Imitating Life Imimtating Art Imitating Life Imitating… (Bangkok)

The writers of The Hangover 2 were onto something.  Tired sequel though it may be (a near play by play reshoot of the original with a new backdrop and a couple of new characters to placate the theatres full of people who just spent 35 bucks a head to see the same movie again three years later) still, they got something quintessentially right.  The problem is you’d have had to been to Bangkok to know it.

The original The Hangover (for those of us who’ve been living in a cave) was set in Vegas.  For the sequel they move the party to Bangkok.  Which makes perfect sense.   Because Bangkok is next level Vegas.  Vegas on Viagra.  Three centuries in the future.  Personally, I didn’t like Vegas (as probably anyone emerging from 10 stunning days of white water rafting in the natural glory of the Grand Canyon probably wouldn’t.  Or any 16 year old minor traveling with her parents wouldn’t.  Or anyone with a negative interest in gambling or Celine Dion or boxing wouldn’t).  Which is not to say it’s not something to see.  Vegas is certainly worth seeing.  But if you’re yet to make the trip, don’t see Bangkok first.  Because after Bangkok, Vegas looks like EuroDisney.

Anything you want (I’ll say that again,) anything you want, you can find in Bangkok.  Siam Square station drops you on the doorstep of four titanic shopping centres at various levels of luxuriousness with Chistian Louboutin at the top and Payless Shoes at the bottom.  The Chatachuk weekend market stalls span acres of narrow alleyways selling literally anything a person could want to buy, knock off high end electronics to livestock.  You can spend 50 cents on a delicious street-side dinner of chicken skewers and sticky rice or dine al fresco, white tableclothed and fine china’d on the roof of one of Bangkok’s five star hotels.  And that’s only half of it.
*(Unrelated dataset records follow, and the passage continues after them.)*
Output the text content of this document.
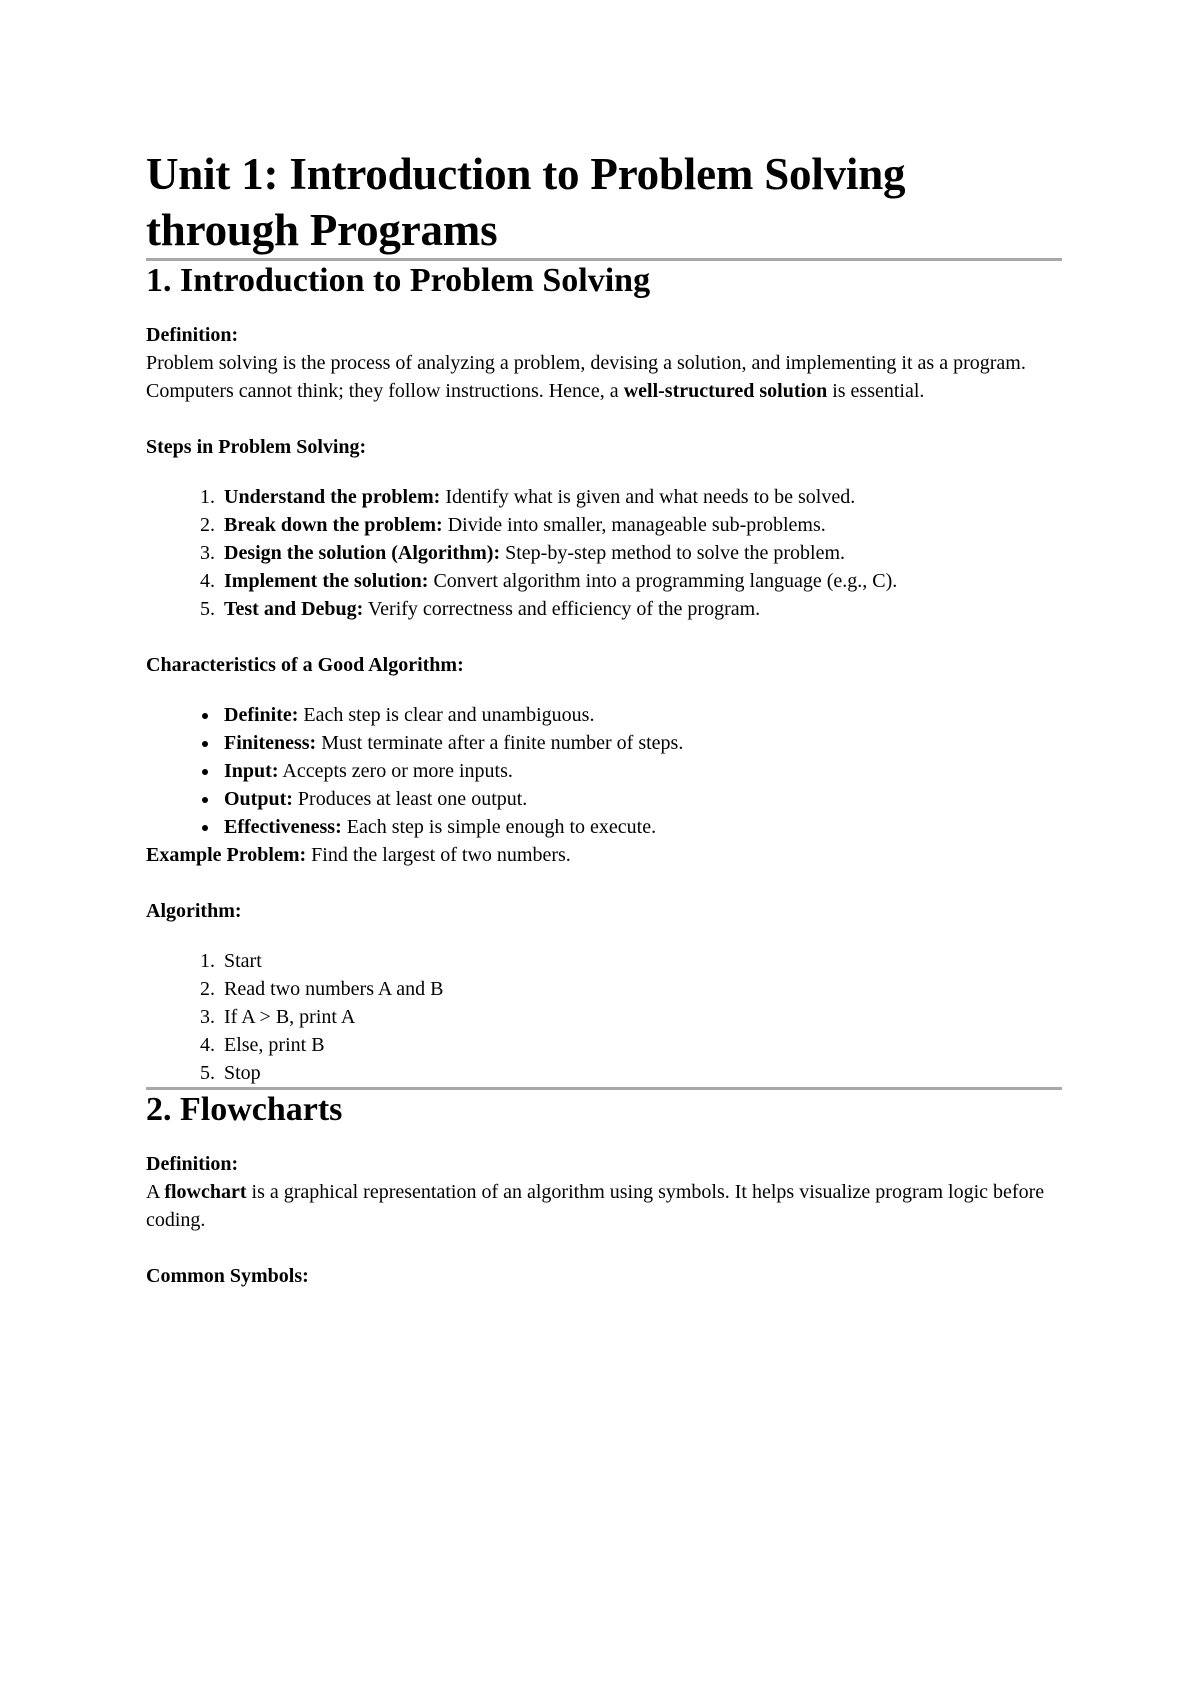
Unit 1: Introduction to Problem Solving
through Programs
1. Introduction to Problem Solving

Definition:

Problem solving is the process of analyzing a problem, devising a solution, and implementing it as a program. Computers cannot think; they follow instructions. Hence, a well-structured solution is essential.

Steps in Problem Solving:

1. Understand the problem: Identify what is given and what needs to be solved.
2. Break down the problem: Divide into smaller, manageable sub-problems.
3. Design the solution (Algorithm): Step-by-step method to solve the problem.
4. Implement the solution: Convert algorithm into a programming language (e.g., C).
5. Test and Debug: Verify correctness and efficiency of the program.

Characteristics of a Good Algorithm:

• Definite: Each step is clear and unambiguous.
• Finiteness: Must terminate after a finite number of steps.
• Input: Accepts zero or more inputs.
• Output: Produces at least one output.
• Effectiveness: Each step is simple enough to execute.

Example Problem: Find the largest of two numbers.

Algorithm:

1. Start
2. Read two numbers A and B
3. If A > B, print A
4. Else, print B
5. Stop
2. Flowcharts

Definition:

A flowchart is a graphical representation of an algorithm using symbols. It helps visualize program logic before coding.

Common Symbols:
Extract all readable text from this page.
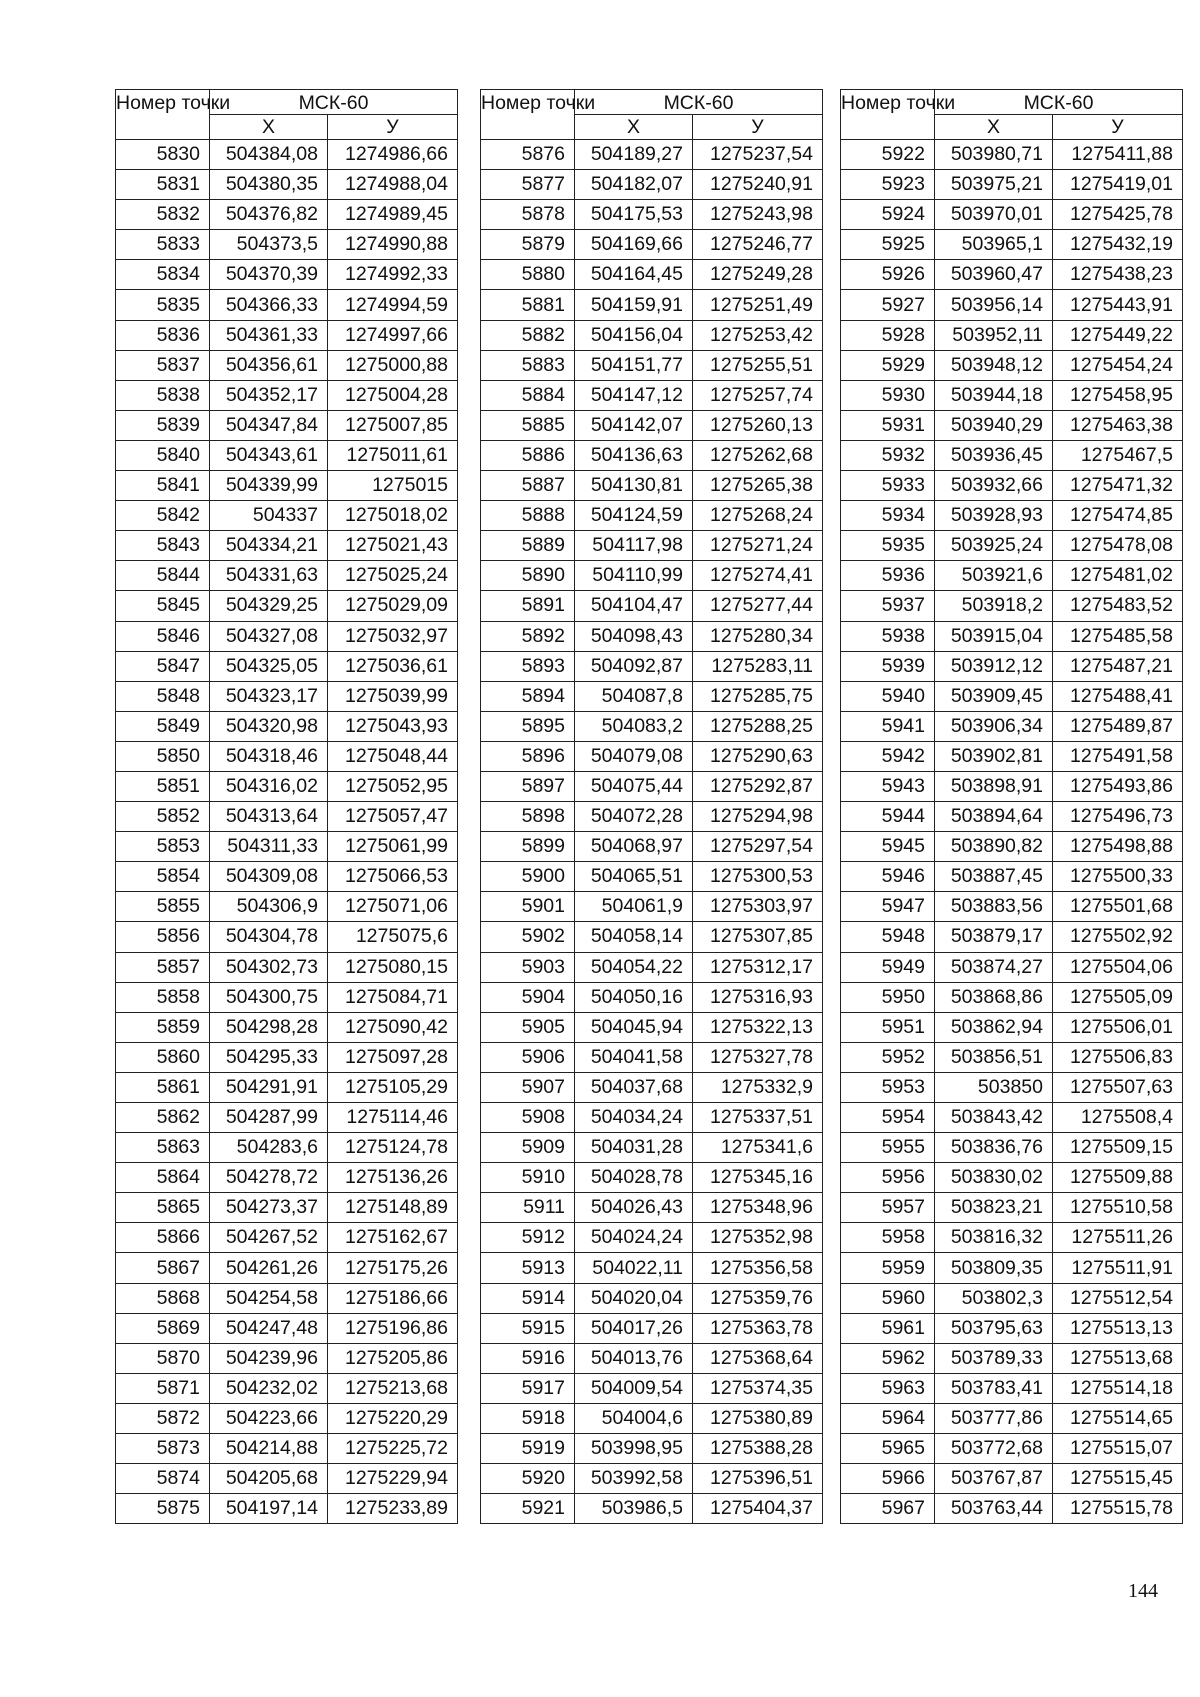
Номер точки	МСК-60	
	Х	У
5830	504384,08	1274986,66
5831	504380,35	1274988,04
5832	504376,82	1274989,45
5833	504373,5	1274990,88
5834	504370,39	1274992,33
5835	504366,33	1274994,59
5836	504361,33	1274997,66
5837	504356,61	1275000,88
5838	504352,17	1275004,28
5839	504347,84	1275007,85
5840	504343,61	1275011,61
5841	504339,99	1275015
5842	504337	1275018,02
5843	504334,21	1275021,43
5844	504331,63	1275025,24
5845	504329,25	1275029,09
5846	504327,08	1275032,97
5847	504325,05	1275036,61
5848	504323,17	1275039,99
5849	504320,98	1275043,93
5850	504318,46	1275048,44
5851	504316,02	1275052,95
5852	504313,64	1275057,47
5853	504311,33	1275061,99
5854	504309,08	1275066,53
5855	504306,9	1275071,06
5856	504304,78	1275075,6
5857	504302,73	1275080,15
5858	504300,75	1275084,71
5859	504298,28	1275090,42
5860	504295,33	1275097,28
5861	504291,91	1275105,29
5862	504287,99	1275114,46
5863	504283,6	1275124,78
5864	504278,72	1275136,26
5865	504273,37	1275148,89
5866	504267,52	1275162,67
5867	504261,26	1275175,26
5868	504254,58	1275186,66
5869	504247,48	1275196,86
5870	504239,96	1275205,86
5871	504232,02	1275213,68
5872	504223,66	1275220,29
5873	504214,88	1275225,72
5874	504205,68	1275229,94
5875	504197,14	1275233,89
Номер точки	МСК-60	
	Х	У
5876	504189,27	1275237,54
5877	504182,07	1275240,91
5878	504175,53	1275243,98
5879	504169,66	1275246,77
5880	504164,45	1275249,28
5881	504159,91	1275251,49
5882	504156,04	1275253,42
5883	504151,77	1275255,51
5884	504147,12	1275257,74
5885	504142,07	1275260,13
5886	504136,63	1275262,68
5887	504130,81	1275265,38
5888	504124,59	1275268,24
5889	504117,98	1275271,24
5890	504110,99	1275274,41
5891	504104,47	1275277,44
5892	504098,43	1275280,34
5893	504092,87	1275283,11
5894	504087,8	1275285,75
5895	504083,2	1275288,25
5896	504079,08	1275290,63
5897	504075,44	1275292,87
5898	504072,28	1275294,98
5899	504068,97	1275297,54
5900	504065,51	1275300,53
5901	504061,9	1275303,97
5902	504058,14	1275307,85
5903	504054,22	1275312,17
5904	504050,16	1275316,93
5905	504045,94	1275322,13
5906	504041,58	1275327,78
5907	504037,68	1275332,9
5908	504034,24	1275337,51
5909	504031,28	1275341,6
5910	504028,78	1275345,16
5911	504026,43	1275348,96
5912	504024,24	1275352,98
5913	504022,11	1275356,58
5914	504020,04	1275359,76
5915	504017,26	1275363,78
5916	504013,76	1275368,64
5917	504009,54	1275374,35
5918	504004,6	1275380,89
5919	503998,95	1275388,28
5920	503992,58	1275396,51
5921	503986,5	1275404,37
Номер точки	МСК-60	
	Х	У
5922	503980,71	1275411,88
5923	503975,21	1275419,01
5924	503970,01	1275425,78
5925	503965,1	1275432,19
5926	503960,47	1275438,23
5927	503956,14	1275443,91
5928	503952,11	1275449,22
5929	503948,12	1275454,24
5930	503944,18	1275458,95
5931	503940,29	1275463,38
5932	503936,45	1275467,5
5933	503932,66	1275471,32
5934	503928,93	1275474,85
5935	503925,24	1275478,08
5936	503921,6	1275481,02
5937	503918,2	1275483,52
5938	503915,04	1275485,58
5939	503912,12	1275487,21
5940	503909,45	1275488,41
5941	503906,34	1275489,87
5942	503902,81	1275491,58
5943	503898,91	1275493,86
5944	503894,64	1275496,73
5945	503890,82	1275498,88
5946	503887,45	1275500,33
5947	503883,56	1275501,68
5948	503879,17	1275502,92
5949	503874,27	1275504,06
5950	503868,86	1275505,09
5951	503862,94	1275506,01
5952	503856,51	1275506,83
5953	503850	1275507,63
5954	503843,42	1275508,4
5955	503836,76	1275509,15
5956	503830,02	1275509,88
5957	503823,21	1275510,58
5958	503816,32	1275511,26
5959	503809,35	1275511,91
5960	503802,3	1275512,54
5961	503795,63	1275513,13
5962	503789,33	1275513,68
5963	503783,41	1275514,18
5964	503777,86	1275514,65
5965	503772,68	1275515,07
5966	503767,87	1275515,45
5967	503763,44	1275515,78
144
I’m not an economist so I haven’t analysed the market share, but for my money I’d say sex is probably Bangkok’s biggest commodity.  Go-go bars, ping pong shows and prostitution are defining features of Bangkok nightlife.  Old white men with beautiful young Thais outnumber the old white men in Bangkok without.  Challenge a woman to a game of pool in a Bangkok bar and she adds a mark to your bill for the $2 privilege.  A traveler (of limited reliability) informed me that all of the go-go dancers cum prostitutes in Bangkok are ladyboys, pressed into their first surgery before puberty to ensure their feminine aesthetic thus commercial appeal, and strung out on crystal meth to keep them subdued.  I heard first-hand accounts of sex performers “swallowing” live animals and razor blades with their neither regions.  And these are just my extremely peripheral brushes with the industry.  The sex trade in Bangkok is dark and vast, the partially submerged hull of the ship, keeping the ornate ballrooms and pretty lights afloat for all those drinking and dancing on deck.  Most people don’t want to see the scabbed barnacle-covered bottom in the harsh light of day.  But then most people probably aren’t watching for the submerged iceberg that could rip the whole thing apart either. (See the Titanic reference there?)

There’s a Blade Runner-esque quality to more than one Asian city.  Kuala Lumpur certainly has it.  Saigon also.  But Bangkok owns it.  When cars start flying and the rest of the world is still trying to figure out how to organize air traffic to maximize safety, the air streets of Bangkok will be choked with taxis and flying scooters.  What the hell, here’s another film reference.  The Fifth Element.  That’s not far off either.  There’s a futuristic almost post-apocalyptic feeling to it.  As if, in the rubble of some great disaster, the rich, the clever and the opportunistic took refuge in Bangkok and from that new capital are relaunching civilization under a new world order.  Or maybe it’s the reverse and Bangkok is on the brink of something.  Some explosive evolutionary event or breakthrough.  At the forefront, riding the wave of modernity head and shoulders ahead of the pack, Bangkok’s neck is stretch, eyes on the horizon, oblivious to the fact it may soon be plunged face first into the reef while the rest steer to safety.  But for the moment, adrenaline outweighs fear.  And I’m not planning on getting married any time soon, but should that change, I know where I’m having my bachelorette.